Karya ini diterbitkan atas izin NovelToon Tamyst G, isi konten hanyalah pandangan pribadi pembuatnya, tidak mewakili NovelToon sendiri
SARAPAN DI ATAS BARA
Cahaya matahari pagi Melbourne yang pucat menyelinap masuk melalui celah gorden otomatis yang terbuka tepat pukul tujuh pagi. Suara desis halus dari sistem pendingin udara yang beralih mode menjadi penghangat ruangan menjadi satu-satunya bunyi yang menemani kesunyian di kamar itu. Vivien terbangun dengan perasaan berat di dadanya, seolah-olah seluruh gedung pencakar langit ini sedang menekan jantungnya.
Ia melirik ke sisi sebelah ranjang.
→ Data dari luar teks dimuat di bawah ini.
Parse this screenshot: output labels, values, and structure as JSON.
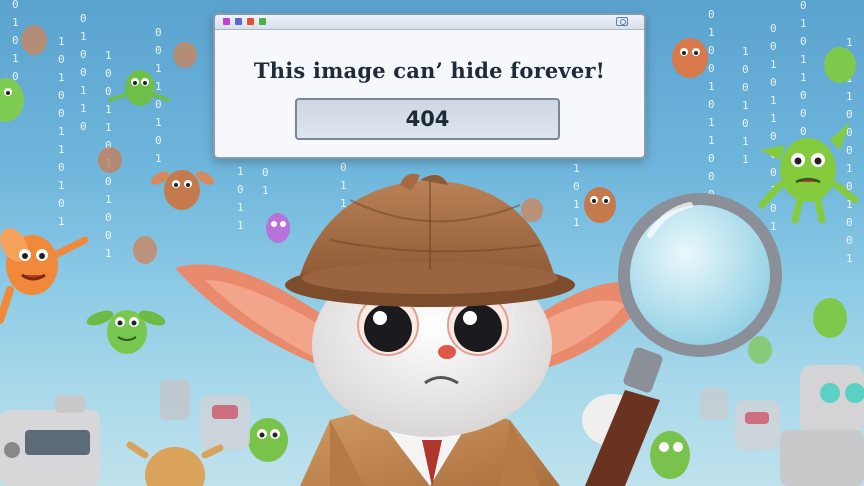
{
  "dialog": {
    "message": "This image can’ hide forever!",
    "code": "404",
    "titlebar_icons": [
      "app-icon",
      "ok-icon",
      "warning-icon",
      "check-icon"
    ],
    "window_control_icon": "maximize-icon"
  },
  "scene": {
    "subject": "detective-gremlin",
    "props": [
      "deerstalker-hat",
      "magnifying-glass",
      "trench-coat"
    ],
    "background_elements": [
      "falling-binary-digits",
      "floating-gremlins",
      "robots"
    ],
    "binary_digits": [
      "0",
      "1",
      "0",
      "1",
      "0",
      "0",
      "1",
      "1",
      "0",
      "1",
      "0",
      "1",
      "0",
      "0",
      "1",
      "0",
      "1",
      "1",
      "0",
      "0"
    ],
    "colors": {
      "sky": "#6fb6dc",
      "hat": "#a9724a",
      "fur": "#f1efee",
      "ears": "#e98a6d",
      "coat": "#c58b57",
      "handle": "#6a3320",
      "lens_rim": "#8a8f98"
    }
  }
}
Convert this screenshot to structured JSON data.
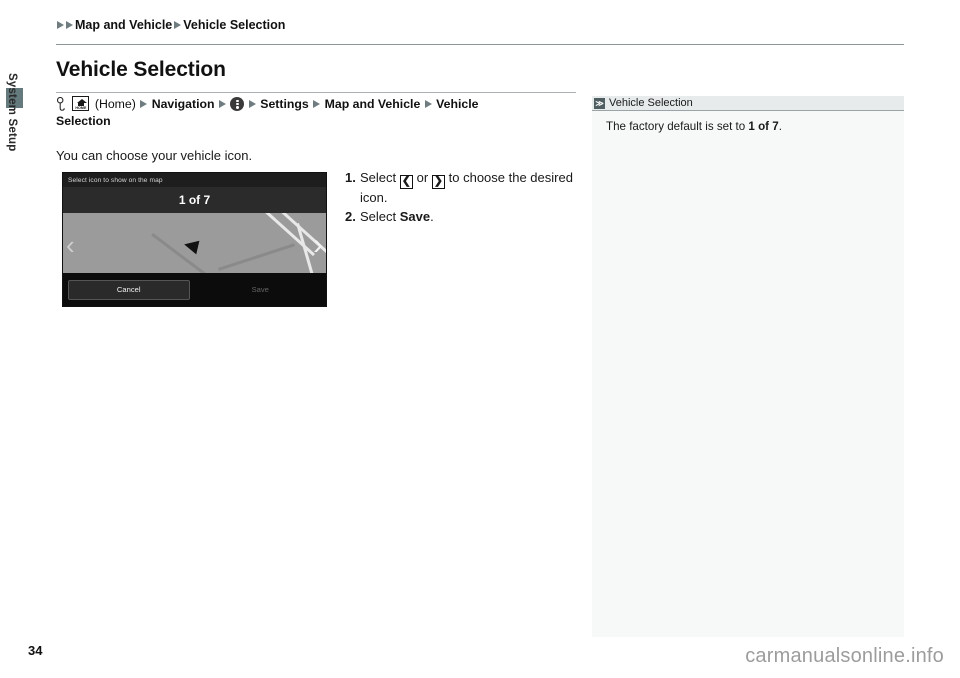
{
  "sidebar": {
    "section_label": "System Setup"
  },
  "breadcrumb": {
    "items": [
      "Map and Vehicle",
      "Vehicle Selection"
    ]
  },
  "page": {
    "title": "Vehicle Selection",
    "number": "34"
  },
  "navpath": {
    "key_icon": "key-icon",
    "home_icon_label": "HOME",
    "home_label": "(Home)",
    "step1": "Navigation",
    "menu_icon": "three-dots-circle-icon",
    "step2": "Settings",
    "step3": "Map and Vehicle",
    "step4": "Vehicle",
    "step4_wrap": "Selection"
  },
  "intro": {
    "text": "You can choose your vehicle icon."
  },
  "screen": {
    "title": "Select icon to show on the map",
    "counter": "1 of 7",
    "cancel_label": "Cancel",
    "save_label": "Save",
    "prev_chevron": "‹",
    "next_chevron": "›"
  },
  "steps": [
    {
      "num": "1.",
      "pre": "Select",
      "key_left": "❮",
      "mid": "or",
      "key_right": "❯",
      "post": "to choose the desired icon."
    },
    {
      "num": "2.",
      "pre": "Select",
      "bold": "Save",
      "post": "."
    }
  ],
  "right_panel": {
    "header": "Vehicle Selection",
    "marker": "≫",
    "body_pre": "The factory default is set to ",
    "body_bold": "1 of 7",
    "body_post": "."
  },
  "footer": {
    "watermark": "carmanualsonline.info"
  },
  "colors": {
    "tab": "#647a7d",
    "panel_bg": "#f7f9f9",
    "panel_head_bg": "#e7ebeb",
    "arrow": "#6f7d80"
  }
}
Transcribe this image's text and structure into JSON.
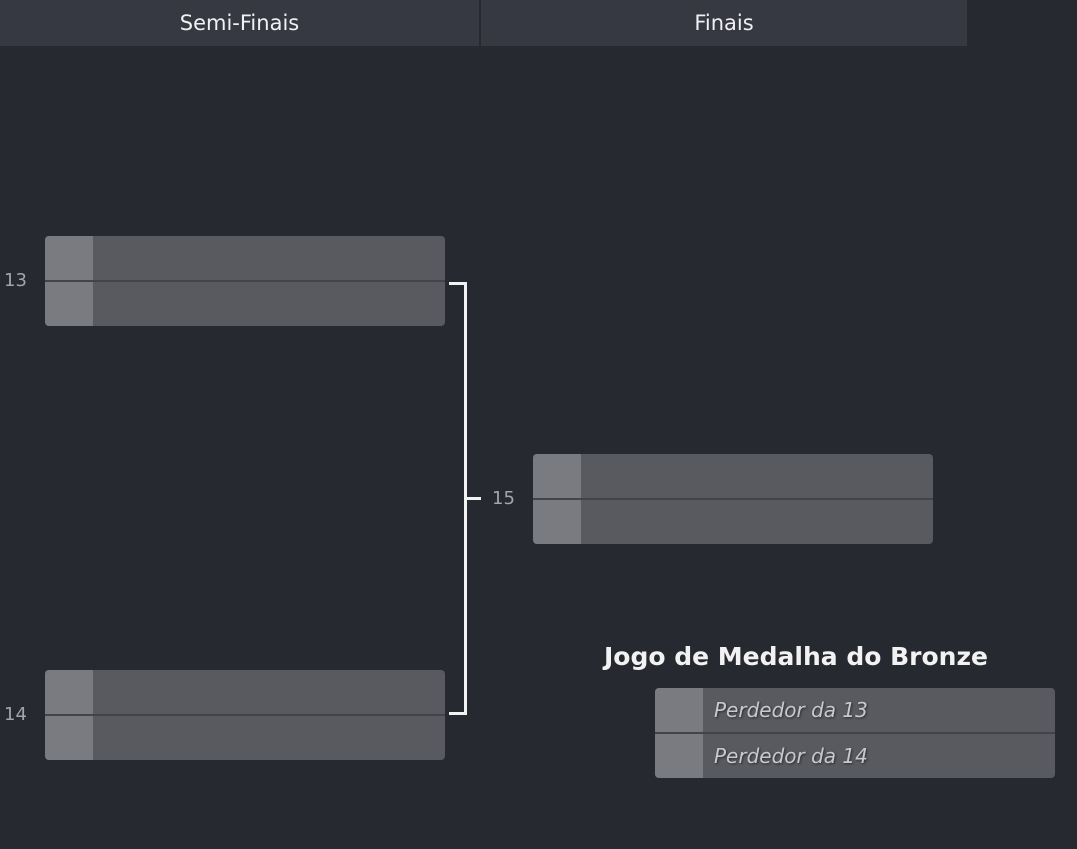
{
  "rounds": {
    "semi_label": "Semi-Finais",
    "final_label": "Finais"
  },
  "matches": {
    "m13": {
      "number": "13",
      "top": "",
      "bottom": ""
    },
    "m14": {
      "number": "14",
      "top": "",
      "bottom": ""
    },
    "m15": {
      "number": "15",
      "top": "",
      "bottom": ""
    }
  },
  "bronze": {
    "title": "Jogo de Medalha do Bronze",
    "top": "Perdedor da 13",
    "bottom": "Perdedor da 14"
  }
}
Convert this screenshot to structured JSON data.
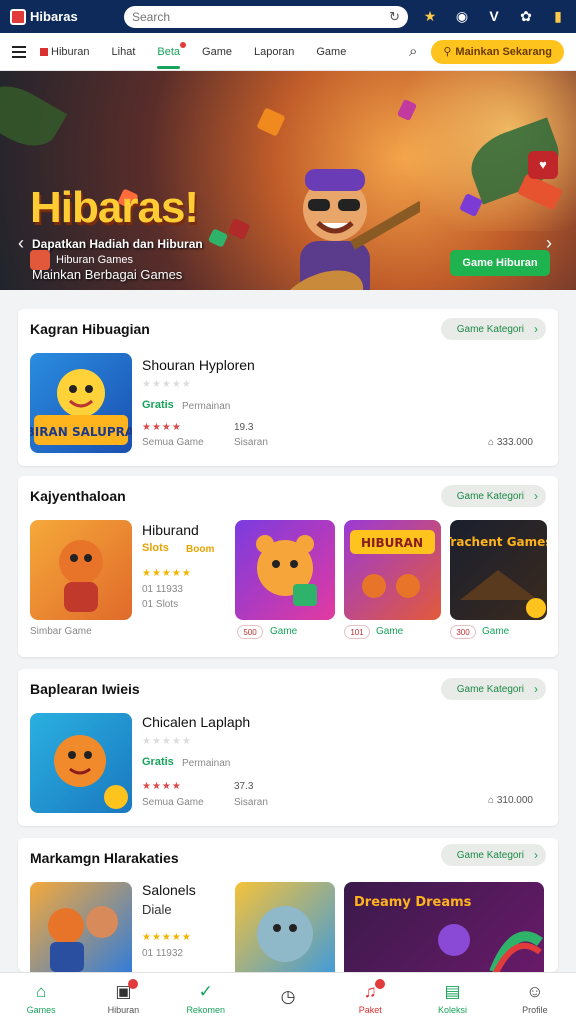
{
  "app": {
    "name": "Hibaras"
  },
  "search": {
    "placeholder": "Search"
  },
  "nav": {
    "items": [
      {
        "label": "Hiburan"
      },
      {
        "label": "Lihat"
      },
      {
        "label": "Beta"
      },
      {
        "label": "Game"
      },
      {
        "label": "Laporan"
      },
      {
        "label": "Game"
      }
    ],
    "cta_label": "Mainkan Sekarang"
  },
  "hero": {
    "title": "Hibaras!",
    "subtitle": "Dapatkan Hadiah dan Hiburan",
    "subtitle2": "Mainkan Berbagai Games",
    "badge_label": "Hiburan Games",
    "button_label": "Game Hiburan"
  },
  "sections": [
    {
      "title": "Kagran Hibuagian",
      "more_label": "Game Kategori",
      "item": {
        "title": "Shouran Hyploren",
        "tag": "MIBIRAN SALUPRANS",
        "green": "Gratis",
        "green_sub": "Permainan",
        "rating_text": "Semua Game",
        "meta1": "19.3",
        "meta2": "Sisaran",
        "price": "333.000"
      }
    },
    {
      "title": "Kajyenthaloan",
      "more_label": "Game Kategori",
      "feature": {
        "title": "Hiburand",
        "gold": "Slots",
        "gold2": "Boom",
        "meta1": "01 11933",
        "meta2": "01 Slots",
        "caption": "Simbar Game"
      },
      "tiles": [
        {
          "badge": "500",
          "label": "Game",
          "art": "bear"
        },
        {
          "badge": "101",
          "label": "Game",
          "art": "HIBURAN"
        },
        {
          "badge": "300",
          "label": "Game",
          "art": "Trachent Games"
        }
      ]
    },
    {
      "title": "Baplearan Iwieis",
      "more_label": "Game Kategori",
      "item": {
        "title": "Chicalen Laplaph",
        "green": "Gratis",
        "green_sub": "Permainan",
        "rating_text": "Semua Game",
        "meta1": "37.3",
        "meta2": "Sisaran",
        "price": "310.000"
      }
    },
    {
      "title": "Markamgn Hlarakaties",
      "more_label": "Game Kategori",
      "feature": {
        "title": "Salonels",
        "gold": "Diale",
        "meta1": "01 11932"
      },
      "tiles": [
        {
          "badge": "",
          "label": "",
          "art": "Dreamy Dreams"
        }
      ]
    }
  ],
  "bottom_nav": [
    {
      "label": "Games",
      "icon": "home-icon"
    },
    {
      "label": "Hiburan",
      "icon": "chat-icon"
    },
    {
      "label": "Rekomen",
      "icon": "check-icon"
    },
    {
      "label": "",
      "icon": "clock-icon"
    },
    {
      "label": "Paket",
      "icon": "notification-icon"
    },
    {
      "label": "Koleksi",
      "icon": "bag-icon"
    },
    {
      "label": "Profile",
      "icon": "user-icon"
    }
  ],
  "colors": {
    "primary": "#18a35a",
    "topbar": "#0d2a5a",
    "accent": "#ffc31e"
  }
}
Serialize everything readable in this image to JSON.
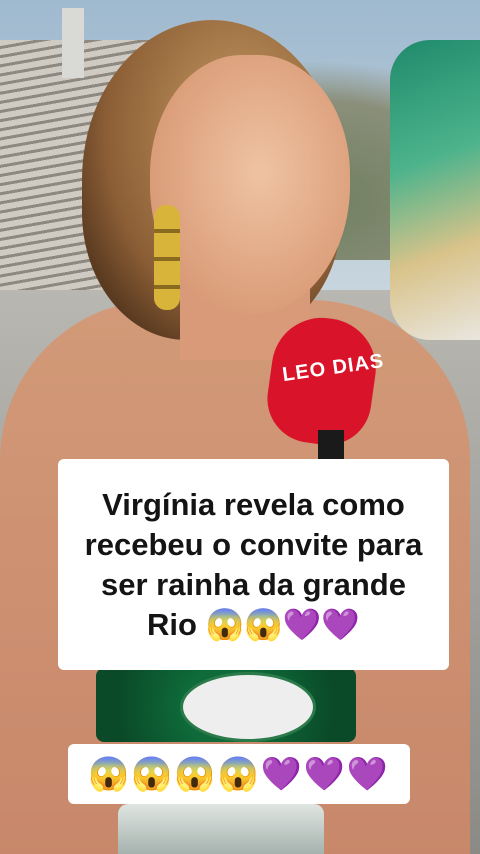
{
  "video": {
    "microphone_logo": "LEO DIAS"
  },
  "caption": {
    "title": "Virgínia revela como recebeu o convite para ser rainha da grande Rio 😱😱💜💜",
    "emoji_line": "😱😱😱😱💜💜💜"
  },
  "colors": {
    "mic_red": "#d9142a",
    "caption_bg": "#ffffff",
    "caption_text": "#141414"
  }
}
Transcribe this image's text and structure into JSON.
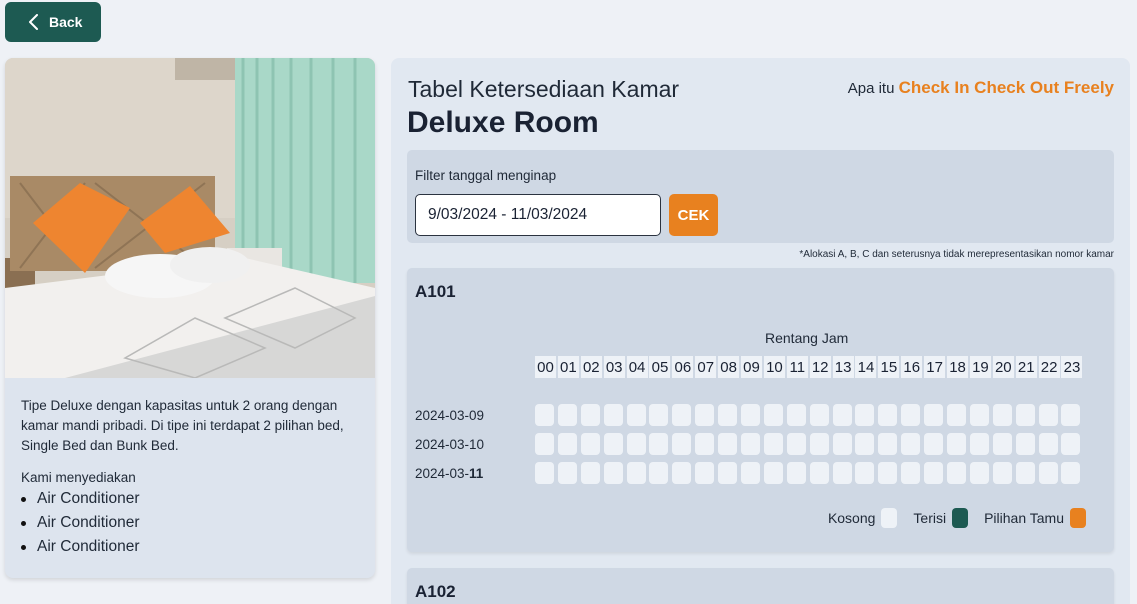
{
  "back_button": {
    "label": "Back"
  },
  "room": {
    "description": "Tipe Deluxe dengan kapasitas untuk 2 orang dengan kamar mandi pribadi. Di tipe ini terdapat 2 pilihan bed, Single Bed dan Bunk Bed.",
    "provide_heading": "Kami menyediakan",
    "amenities": [
      "Air Conditioner",
      "Air Conditioner",
      "Air Conditioner"
    ]
  },
  "availability": {
    "table_title": "Tabel Ketersediaan Kamar",
    "room_type": "Deluxe Room",
    "info_prefix": "Apa itu",
    "info_link": "Check In Check Out Freely",
    "filter_label": "Filter tanggal menginap",
    "date_range": "9/03/2024 - 11/03/2024",
    "check_button": "CEK",
    "note": "*Alokasi A, B, C dan seterusnya tidak merepresentasikan nomor kamar"
  },
  "rooms": [
    {
      "name": "A101",
      "range_label": "Rentang Jam",
      "hours": [
        "00",
        "01",
        "02",
        "03",
        "04",
        "05",
        "06",
        "07",
        "08",
        "09",
        "10",
        "11",
        "12",
        "13",
        "14",
        "15",
        "16",
        "17",
        "18",
        "19",
        "20",
        "21",
        "22",
        "23"
      ],
      "days": [
        {
          "date_prefix": "2024-03-",
          "date_day": "09"
        },
        {
          "date_prefix": "2024-03-",
          "date_day": "10"
        },
        {
          "date_prefix": "2024-03-",
          "date_day": "11"
        }
      ],
      "legend": [
        {
          "label": "Kosong",
          "color": "#eef2f7"
        },
        {
          "label": "Terisi",
          "color": "#1d5a52"
        },
        {
          "label": "Pilihan Tamu",
          "color": "#e8811f"
        }
      ]
    },
    {
      "name": "A102"
    }
  ],
  "colors": {
    "primary": "#1d5a52",
    "accent": "#e8811f",
    "empty_slot": "#eef2f7"
  }
}
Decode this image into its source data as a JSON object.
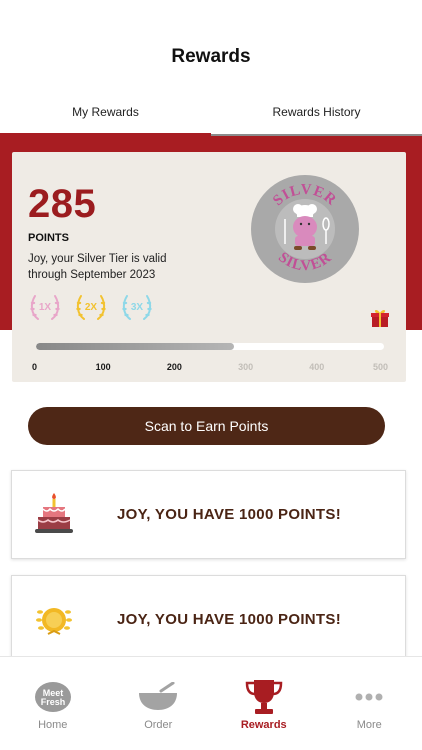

Kosong. Sprei sutra hitam itu masih rapi, hanya menyisakan sedikit lekukan yang menandakan bahwa Maximilian pernah berada di sana. Vivien menghela napas lega, namun kelegaan itu segera berganti dengan rasa waspada. Di rumah ini, tidak adanya Maximilian bukan berarti ia aman. Maximilian ada di mana-mana—dalam kamera pengawas yang tersembunyi, dalam kontrak yang ia tandatangani, dan dalam bayang-bayang ketakutannya sendiri.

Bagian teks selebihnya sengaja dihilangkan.